The case under consideration is not one of mere inequality, or even gross inequality. It is not even a case where a mother disinherited a child who was responsible for his actions, and might have been guilty of conduct calculated to forfeit her love. On the contrary, it is a case where a mother did the unreasonable and unnatural thing of disinheriting a child of such tender years that there was no possibility of his having done anything that could justify her conduct.
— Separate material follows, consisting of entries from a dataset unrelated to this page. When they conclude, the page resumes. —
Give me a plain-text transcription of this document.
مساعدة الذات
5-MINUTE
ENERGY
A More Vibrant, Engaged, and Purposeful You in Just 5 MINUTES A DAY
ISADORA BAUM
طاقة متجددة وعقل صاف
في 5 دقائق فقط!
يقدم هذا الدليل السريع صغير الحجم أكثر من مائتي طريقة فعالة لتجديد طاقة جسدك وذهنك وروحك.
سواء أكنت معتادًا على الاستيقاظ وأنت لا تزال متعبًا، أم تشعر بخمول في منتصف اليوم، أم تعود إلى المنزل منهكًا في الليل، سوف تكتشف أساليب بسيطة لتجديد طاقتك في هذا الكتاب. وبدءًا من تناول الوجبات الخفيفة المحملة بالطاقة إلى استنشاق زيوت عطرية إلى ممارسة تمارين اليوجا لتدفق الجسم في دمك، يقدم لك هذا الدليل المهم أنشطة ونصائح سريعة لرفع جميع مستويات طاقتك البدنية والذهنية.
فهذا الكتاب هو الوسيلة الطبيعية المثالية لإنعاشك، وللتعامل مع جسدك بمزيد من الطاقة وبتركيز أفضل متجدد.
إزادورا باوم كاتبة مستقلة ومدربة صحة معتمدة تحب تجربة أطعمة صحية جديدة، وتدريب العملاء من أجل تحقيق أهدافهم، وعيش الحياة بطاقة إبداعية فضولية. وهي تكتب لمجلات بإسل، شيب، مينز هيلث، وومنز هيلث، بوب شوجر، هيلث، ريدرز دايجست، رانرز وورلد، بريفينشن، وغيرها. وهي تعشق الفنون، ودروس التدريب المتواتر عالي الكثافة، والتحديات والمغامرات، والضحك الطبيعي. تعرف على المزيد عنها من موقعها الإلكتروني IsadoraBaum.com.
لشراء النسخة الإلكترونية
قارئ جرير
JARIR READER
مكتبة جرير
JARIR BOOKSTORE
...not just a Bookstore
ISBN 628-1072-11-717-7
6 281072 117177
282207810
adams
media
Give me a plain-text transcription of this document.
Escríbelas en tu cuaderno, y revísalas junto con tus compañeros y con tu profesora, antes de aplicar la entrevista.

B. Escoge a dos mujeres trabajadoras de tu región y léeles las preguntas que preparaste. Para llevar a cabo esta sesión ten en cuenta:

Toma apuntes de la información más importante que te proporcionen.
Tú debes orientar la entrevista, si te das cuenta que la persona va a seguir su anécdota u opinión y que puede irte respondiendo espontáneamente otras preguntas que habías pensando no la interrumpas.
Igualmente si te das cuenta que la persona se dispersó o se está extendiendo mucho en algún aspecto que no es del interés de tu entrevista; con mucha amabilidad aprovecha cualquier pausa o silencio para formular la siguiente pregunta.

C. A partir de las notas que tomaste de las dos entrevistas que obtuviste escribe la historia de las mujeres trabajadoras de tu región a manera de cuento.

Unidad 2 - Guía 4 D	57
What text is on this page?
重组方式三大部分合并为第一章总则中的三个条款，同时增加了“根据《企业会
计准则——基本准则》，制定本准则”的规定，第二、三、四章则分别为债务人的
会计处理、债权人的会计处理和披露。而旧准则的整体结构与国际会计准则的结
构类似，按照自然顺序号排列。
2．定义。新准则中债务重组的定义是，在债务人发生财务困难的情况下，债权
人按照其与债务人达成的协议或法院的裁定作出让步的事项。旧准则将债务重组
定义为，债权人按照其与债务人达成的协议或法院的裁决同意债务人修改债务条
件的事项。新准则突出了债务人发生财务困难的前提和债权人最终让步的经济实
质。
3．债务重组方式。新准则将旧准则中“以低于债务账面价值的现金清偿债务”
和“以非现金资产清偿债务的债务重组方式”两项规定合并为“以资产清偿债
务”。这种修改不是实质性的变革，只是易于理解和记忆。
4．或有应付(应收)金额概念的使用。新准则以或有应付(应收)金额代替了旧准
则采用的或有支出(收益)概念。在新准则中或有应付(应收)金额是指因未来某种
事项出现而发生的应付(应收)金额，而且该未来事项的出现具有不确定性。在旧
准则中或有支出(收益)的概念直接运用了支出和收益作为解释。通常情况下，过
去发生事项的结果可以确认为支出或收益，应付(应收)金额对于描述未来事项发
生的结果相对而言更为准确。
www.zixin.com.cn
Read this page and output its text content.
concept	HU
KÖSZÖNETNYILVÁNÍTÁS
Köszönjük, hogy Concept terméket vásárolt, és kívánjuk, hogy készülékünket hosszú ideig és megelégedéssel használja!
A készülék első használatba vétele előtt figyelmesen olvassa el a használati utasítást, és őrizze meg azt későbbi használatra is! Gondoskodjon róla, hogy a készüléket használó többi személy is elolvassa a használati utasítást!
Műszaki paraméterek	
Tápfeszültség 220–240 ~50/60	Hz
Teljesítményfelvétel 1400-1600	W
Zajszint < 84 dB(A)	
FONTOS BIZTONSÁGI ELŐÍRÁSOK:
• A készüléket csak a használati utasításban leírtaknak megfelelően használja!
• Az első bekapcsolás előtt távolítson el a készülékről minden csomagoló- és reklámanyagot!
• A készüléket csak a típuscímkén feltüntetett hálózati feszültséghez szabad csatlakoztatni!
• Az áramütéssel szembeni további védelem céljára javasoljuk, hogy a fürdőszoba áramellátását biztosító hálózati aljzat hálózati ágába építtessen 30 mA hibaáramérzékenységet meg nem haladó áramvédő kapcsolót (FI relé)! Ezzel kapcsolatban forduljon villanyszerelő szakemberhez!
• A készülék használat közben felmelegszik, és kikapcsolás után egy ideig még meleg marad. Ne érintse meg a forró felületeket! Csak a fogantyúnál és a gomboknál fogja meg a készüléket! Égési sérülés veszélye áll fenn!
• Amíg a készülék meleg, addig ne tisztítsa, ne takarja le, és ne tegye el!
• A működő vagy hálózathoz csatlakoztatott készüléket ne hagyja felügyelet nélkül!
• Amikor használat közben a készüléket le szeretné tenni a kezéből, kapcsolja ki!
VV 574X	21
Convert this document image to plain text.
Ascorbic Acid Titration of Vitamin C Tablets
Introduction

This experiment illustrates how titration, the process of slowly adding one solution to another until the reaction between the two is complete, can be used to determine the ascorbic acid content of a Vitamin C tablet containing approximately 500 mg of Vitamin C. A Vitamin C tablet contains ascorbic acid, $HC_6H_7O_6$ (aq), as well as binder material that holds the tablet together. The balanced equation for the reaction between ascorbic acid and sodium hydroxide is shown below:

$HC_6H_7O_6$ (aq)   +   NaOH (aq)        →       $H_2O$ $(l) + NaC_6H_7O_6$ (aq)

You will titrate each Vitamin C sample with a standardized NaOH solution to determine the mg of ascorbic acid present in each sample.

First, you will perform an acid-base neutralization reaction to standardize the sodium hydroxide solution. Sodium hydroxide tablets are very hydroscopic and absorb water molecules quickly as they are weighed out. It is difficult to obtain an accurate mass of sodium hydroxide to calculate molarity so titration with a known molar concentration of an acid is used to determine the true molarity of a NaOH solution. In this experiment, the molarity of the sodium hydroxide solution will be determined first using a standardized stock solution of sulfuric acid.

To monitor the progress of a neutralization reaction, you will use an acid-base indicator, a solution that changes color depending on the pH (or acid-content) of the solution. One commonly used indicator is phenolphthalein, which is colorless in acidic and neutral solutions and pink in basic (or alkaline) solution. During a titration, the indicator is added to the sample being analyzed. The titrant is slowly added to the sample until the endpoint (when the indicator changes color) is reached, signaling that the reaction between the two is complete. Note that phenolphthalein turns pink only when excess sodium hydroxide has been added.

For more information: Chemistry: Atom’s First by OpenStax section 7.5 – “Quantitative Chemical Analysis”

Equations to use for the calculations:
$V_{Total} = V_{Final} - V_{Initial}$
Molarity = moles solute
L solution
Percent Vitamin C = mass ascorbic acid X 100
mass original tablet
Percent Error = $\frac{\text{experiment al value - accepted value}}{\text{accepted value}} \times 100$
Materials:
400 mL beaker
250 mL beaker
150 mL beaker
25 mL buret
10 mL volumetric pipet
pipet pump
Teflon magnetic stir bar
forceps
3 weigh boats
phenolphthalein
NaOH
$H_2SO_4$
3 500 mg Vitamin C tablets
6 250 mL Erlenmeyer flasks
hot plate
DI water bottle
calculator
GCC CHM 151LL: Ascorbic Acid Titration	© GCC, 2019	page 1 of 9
Not only so, but when the will was made she was living in a household whose members, to say the least, were unfriendly toward the father of her child. There is the further evidence that, at the time, she was laboring under the impression that, because she had the tuberculosis, her son would necessarily have it, and would soon die, and that this belief, if not actually inspired by one of the dominant members of the household, was at least strengthened by statements which she frequently made in the presence of the testatrix. In addition to all this, the testatrix was bedfast and in the last stages of consumption. Looking at the case in the light of the unnatural character of the will, and all the circumstances under which it was executed, we are constrained to the view that there was sufficient evidence of undue influence to take the case to the jury. It follows that the contestee's motion for a peremptory instruction should have been overruled.

Judgment reversed, and cause remanded for a new trial consistent with this opinion.